The first lie was that Aadhaar is a voluntary facility. Today, we know that this was just doublespeak. Soon it will be virtually impossible to live in India without Aadhaar. And if you cannot live without Aadhaar, in what sense is it voluntary? As a columnist aptly put it, Aadhaar must be “the biggest bait-and-switch in history”.

Another early fiction was that the purpose of Aadhaar is to help welfare schemes. The truth is closer to the reverse: Welfare schemes have been used to promote Aadhaar (by creating mass dependence on it), irrespective of the consequences. As it happens, the consequences so far have been disastrous. If the name of a worker employed under the National Rural Employment Guarantee Act is spelt differently in his job card and Aadhaar card, he is at risk of not being paid. If an old widow’s age happens to be understated on her Aadhaar card, she may be deprived of the pension that keeps her alive. For the public distribution system, Aadhaar is a calamity: In Jharkhand and Rajasthan, millions of people are deprived of their food rations every month due to technical problems related to Aadhaar-based biometric authentication (ABBA), according to the government’s own data.

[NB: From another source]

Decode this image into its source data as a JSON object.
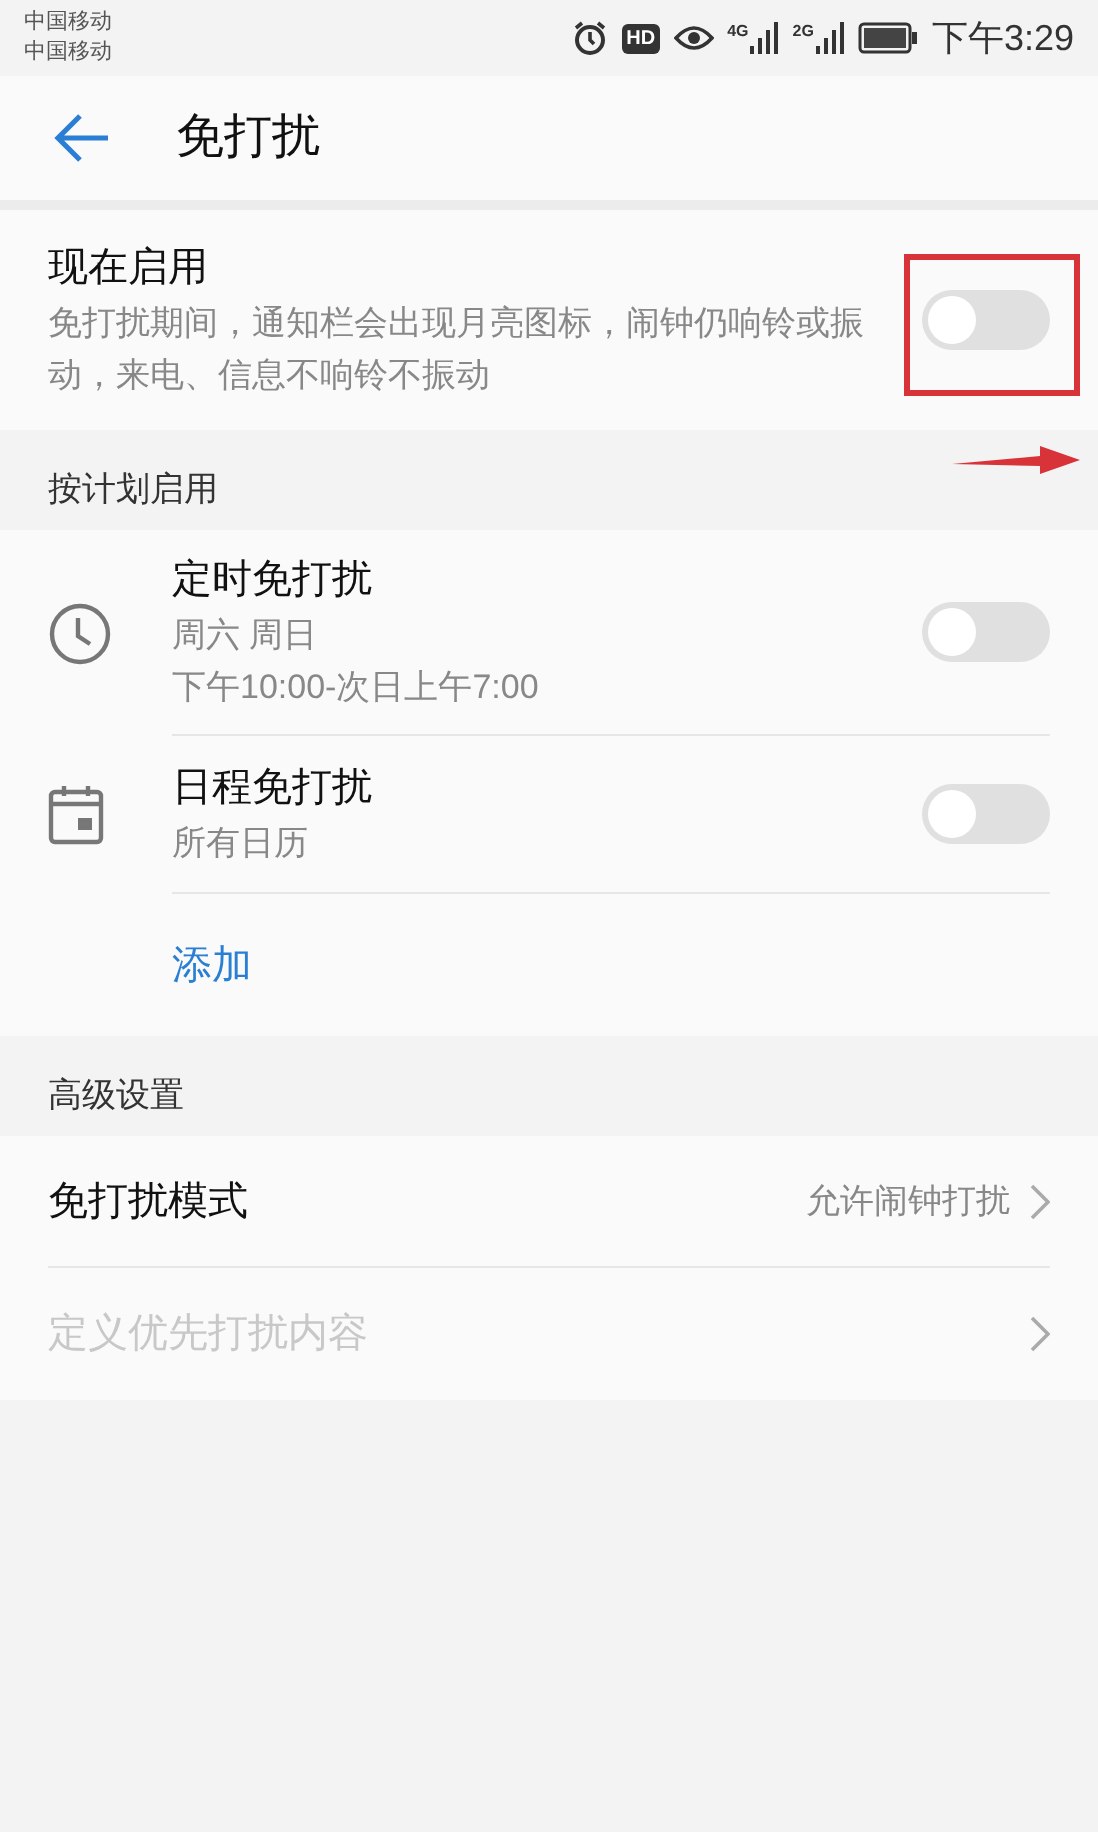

Third, Aadhaar was endowed with mythological powers as a weapon against corruption. Many people fell for the simplistic claim that Aadhaar would “ensure that the money goes to the right person”. In reality, Aadhaar can prevent only some types of corruption, mainly identity fraud. If a contractor fleeces the government by over-invoicing, Aadhaar does not help. Nor does it help when a dealer gives people less than their due under the public distribution system. Sometimes, Aadhaar can make things worse, by disrupting fragile systems and creating confusion. For all we know, it may even create new varieties of identity fraud. Even if Aadhaar proves effective in curbing various forms of corruption, it is not the magic bullet that had been announced.